Example: Sorting key for a “Visits” aggregated table
The sorting key for an incremental aggregation table will include the dimensions you need to group by.
Consider the schema below:
domain
(string)path
(string)visits
(Int)
In this case, we want to group visits by domain
and path
.
Putting the domain
and path
in the sorting key will “roll up” the visits by two columns.
- Console
- API
- Terraform
mutation {
createDataPoolV2(
input: {
uniqueName: "visits"
description: "Data Pool for visits"
columns: [
{ columnName: "domain", type: STRING, isNullable: false }
{ columnName: "path", type: STRING, isNullable: false }
{ columnName: "visits", type: INT64, isNullable: true }
]
tableSettings: {
engine: {
summingMergeTree: {
type: SUMMING_MERGE_TREE
}
}
orderBy: ["domain", "path"]
}
}
) {
dataPool {
id
uniqueName
description
tableSettings {
orderBy
}
}
}
}
This way, your data will be sorted like the table below:
An illustration of the “visits” aggregated table, with rows aggregated by the domain and path columns.

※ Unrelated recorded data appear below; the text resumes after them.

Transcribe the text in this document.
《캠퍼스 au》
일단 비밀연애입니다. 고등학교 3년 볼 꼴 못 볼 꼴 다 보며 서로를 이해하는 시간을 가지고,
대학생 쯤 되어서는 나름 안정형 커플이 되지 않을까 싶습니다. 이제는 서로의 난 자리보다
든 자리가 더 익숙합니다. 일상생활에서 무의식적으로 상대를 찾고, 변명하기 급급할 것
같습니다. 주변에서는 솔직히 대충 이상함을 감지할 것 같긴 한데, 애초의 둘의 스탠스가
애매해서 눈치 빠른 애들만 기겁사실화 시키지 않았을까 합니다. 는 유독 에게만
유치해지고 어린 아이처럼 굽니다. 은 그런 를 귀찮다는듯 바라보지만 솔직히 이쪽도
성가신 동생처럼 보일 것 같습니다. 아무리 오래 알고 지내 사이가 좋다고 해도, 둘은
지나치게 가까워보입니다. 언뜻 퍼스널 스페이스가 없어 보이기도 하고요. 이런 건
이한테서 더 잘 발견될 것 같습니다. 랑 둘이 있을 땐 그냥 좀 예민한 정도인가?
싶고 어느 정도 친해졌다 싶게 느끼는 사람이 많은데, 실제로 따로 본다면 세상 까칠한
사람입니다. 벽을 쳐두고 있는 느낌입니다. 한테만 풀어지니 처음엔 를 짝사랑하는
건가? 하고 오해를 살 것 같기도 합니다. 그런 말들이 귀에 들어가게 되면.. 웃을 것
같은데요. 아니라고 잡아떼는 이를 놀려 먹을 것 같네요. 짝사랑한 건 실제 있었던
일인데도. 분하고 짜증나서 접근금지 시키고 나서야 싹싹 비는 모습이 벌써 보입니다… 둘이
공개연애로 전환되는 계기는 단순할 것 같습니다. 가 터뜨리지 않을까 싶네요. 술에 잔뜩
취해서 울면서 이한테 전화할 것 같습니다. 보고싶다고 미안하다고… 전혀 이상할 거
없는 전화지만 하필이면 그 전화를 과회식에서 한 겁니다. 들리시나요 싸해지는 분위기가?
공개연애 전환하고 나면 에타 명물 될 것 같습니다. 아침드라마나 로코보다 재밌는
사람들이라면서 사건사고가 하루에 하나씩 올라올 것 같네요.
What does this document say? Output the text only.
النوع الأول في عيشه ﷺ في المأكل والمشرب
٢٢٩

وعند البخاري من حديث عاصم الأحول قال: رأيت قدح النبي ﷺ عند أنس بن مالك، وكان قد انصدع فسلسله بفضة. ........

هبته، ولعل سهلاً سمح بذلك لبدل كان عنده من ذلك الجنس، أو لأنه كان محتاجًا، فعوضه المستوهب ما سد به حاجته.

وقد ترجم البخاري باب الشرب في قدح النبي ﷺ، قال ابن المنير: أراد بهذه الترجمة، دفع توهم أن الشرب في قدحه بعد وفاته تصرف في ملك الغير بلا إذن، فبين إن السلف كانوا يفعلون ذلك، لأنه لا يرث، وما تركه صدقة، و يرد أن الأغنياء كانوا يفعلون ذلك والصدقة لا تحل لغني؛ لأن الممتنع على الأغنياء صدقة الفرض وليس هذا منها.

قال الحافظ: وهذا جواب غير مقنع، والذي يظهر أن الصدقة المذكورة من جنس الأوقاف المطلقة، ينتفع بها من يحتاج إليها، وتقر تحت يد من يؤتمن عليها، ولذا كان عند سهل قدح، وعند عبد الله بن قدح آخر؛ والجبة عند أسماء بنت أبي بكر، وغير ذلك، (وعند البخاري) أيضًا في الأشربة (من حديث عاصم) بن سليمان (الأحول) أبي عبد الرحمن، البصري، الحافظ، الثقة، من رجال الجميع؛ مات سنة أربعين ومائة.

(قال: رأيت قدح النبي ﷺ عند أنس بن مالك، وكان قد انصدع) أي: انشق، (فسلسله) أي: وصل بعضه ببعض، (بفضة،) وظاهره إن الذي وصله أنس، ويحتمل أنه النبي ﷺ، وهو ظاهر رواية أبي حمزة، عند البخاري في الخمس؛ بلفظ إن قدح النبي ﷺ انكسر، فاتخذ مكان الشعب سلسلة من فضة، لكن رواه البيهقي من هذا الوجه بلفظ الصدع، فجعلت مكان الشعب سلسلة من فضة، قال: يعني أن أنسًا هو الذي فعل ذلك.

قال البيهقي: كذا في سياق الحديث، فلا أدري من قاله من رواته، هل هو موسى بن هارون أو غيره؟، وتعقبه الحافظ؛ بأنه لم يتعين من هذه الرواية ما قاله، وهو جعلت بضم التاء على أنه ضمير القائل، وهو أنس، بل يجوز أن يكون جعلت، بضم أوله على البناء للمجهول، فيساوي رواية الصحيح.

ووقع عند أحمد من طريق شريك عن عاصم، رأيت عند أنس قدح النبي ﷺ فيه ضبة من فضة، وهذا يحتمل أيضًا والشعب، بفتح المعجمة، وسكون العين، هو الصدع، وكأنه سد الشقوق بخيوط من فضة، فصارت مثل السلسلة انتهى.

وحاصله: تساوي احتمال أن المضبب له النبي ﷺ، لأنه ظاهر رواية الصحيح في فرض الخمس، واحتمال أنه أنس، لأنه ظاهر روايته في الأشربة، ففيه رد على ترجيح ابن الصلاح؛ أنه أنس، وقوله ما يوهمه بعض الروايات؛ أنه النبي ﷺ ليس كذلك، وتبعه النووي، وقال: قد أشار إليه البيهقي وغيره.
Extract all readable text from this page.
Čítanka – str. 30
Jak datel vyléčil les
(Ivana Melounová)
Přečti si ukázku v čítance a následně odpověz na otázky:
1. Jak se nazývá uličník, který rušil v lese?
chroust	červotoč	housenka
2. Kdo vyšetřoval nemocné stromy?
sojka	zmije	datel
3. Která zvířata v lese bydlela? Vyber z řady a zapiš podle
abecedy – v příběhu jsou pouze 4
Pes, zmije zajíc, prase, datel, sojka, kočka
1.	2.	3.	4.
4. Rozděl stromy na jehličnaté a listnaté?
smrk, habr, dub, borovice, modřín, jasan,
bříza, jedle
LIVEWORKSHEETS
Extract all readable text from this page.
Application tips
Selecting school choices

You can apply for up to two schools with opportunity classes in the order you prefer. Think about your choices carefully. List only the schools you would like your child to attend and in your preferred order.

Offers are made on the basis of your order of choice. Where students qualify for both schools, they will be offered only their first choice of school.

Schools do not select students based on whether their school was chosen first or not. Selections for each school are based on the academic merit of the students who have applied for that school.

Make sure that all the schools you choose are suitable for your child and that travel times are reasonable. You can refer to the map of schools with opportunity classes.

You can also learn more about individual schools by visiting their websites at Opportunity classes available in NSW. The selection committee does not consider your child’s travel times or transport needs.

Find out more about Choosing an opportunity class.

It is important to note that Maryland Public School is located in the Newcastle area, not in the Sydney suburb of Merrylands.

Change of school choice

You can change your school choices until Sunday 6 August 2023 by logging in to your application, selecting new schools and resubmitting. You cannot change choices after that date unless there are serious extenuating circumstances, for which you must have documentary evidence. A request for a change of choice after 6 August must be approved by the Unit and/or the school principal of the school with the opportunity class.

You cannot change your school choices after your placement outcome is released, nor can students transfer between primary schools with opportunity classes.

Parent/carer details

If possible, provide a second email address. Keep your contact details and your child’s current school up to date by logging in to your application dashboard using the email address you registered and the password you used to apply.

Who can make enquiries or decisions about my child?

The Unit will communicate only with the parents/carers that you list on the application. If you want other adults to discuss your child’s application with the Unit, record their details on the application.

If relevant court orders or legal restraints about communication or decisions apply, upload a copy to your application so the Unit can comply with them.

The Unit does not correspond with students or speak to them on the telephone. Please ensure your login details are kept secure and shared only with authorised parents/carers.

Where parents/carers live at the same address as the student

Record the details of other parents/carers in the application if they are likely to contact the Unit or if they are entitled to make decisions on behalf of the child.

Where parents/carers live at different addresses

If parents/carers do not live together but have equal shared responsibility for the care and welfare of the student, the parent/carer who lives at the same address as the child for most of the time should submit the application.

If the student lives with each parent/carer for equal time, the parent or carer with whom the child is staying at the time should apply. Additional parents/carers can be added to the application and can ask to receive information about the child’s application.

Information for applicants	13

Frequently asked questions
What is the difference between the sorting key and the primary key?
In ClickHouse, the sorting key and primary key are closely related, but serve different purposes:
- The sorting key is used to sort the rows stored within each table part. The sorting key also influences the merge behavior of the MergeTree family of table engines, as described above.
- The primary key is used for indexing. ClickHouse builds a sparse primary index that allows it to quickly skip over irrelevant rows during a query, based on the primary key.
If the primary key is unspecified, it defaults to the sorting key, and so the primary key and sorting key are often identical. In most cases, you don’t need separate sorting and primary keys.
It is important to note that in ClickHouse, the primary key doesn't enforce record uniqueness as it does in other databases.
What happens if I don’t define a sorting key for my table?
If you don't define a sorting key for your table in ClickHouse, the data in your table will not be organized in any specific order. This lack of order can lead to slower query performance, as ClickHouse will not be able to skip over irrelevant data during a query. It is always recommended to define a sorting key that aligns with your most common query patterns to optimize your table for fast data retrieval.
How can I change the sorting key of an existing table?
You can’t change the sorting key of an existing ClickHouse table. Instead, you will need to create a Materialized View that takes the records from the source table and writes them to a new table that has a different sorting key.
Do merges happen on a given schedule? Is it configurable?
Merges in ClickHouse do not occur on a predictable schedule and are not directly configurable. Instead, they are determined by a complex algorithm within ClickHouse. This algorithm considers various factors, such as the size of the data, the amount of available disk space, and the system load. Consequently, the timing and frequency of merges can vary greatly and are not directly controllable by the user.
Can a table have multiple sorting keys to support different access patterns?
No, a table cannot have multiple sorting keys in ClickHouse. However, you can create Materialized Views that are updated in real-time, each with a different sorting key to optimize different access patterns.
What happens if I use mutable columns in my sorting key?
If you use mutable columns in your sorting key in ClickHouse, it can lead to unexpected and incorrect query results. This is because the sorting key in ClickHouse is used to organize data within each table part at the time of data insertion. If a column value changes after it has been inserted, the physical order of the data in the table does not change. Therefore, the data organization based on the old value of the mutable column stays intact. This discrepancy between the actual value of the column and the physical data organization can cause ClickHouse to skip over relevant data during a query, leading to incorrect results.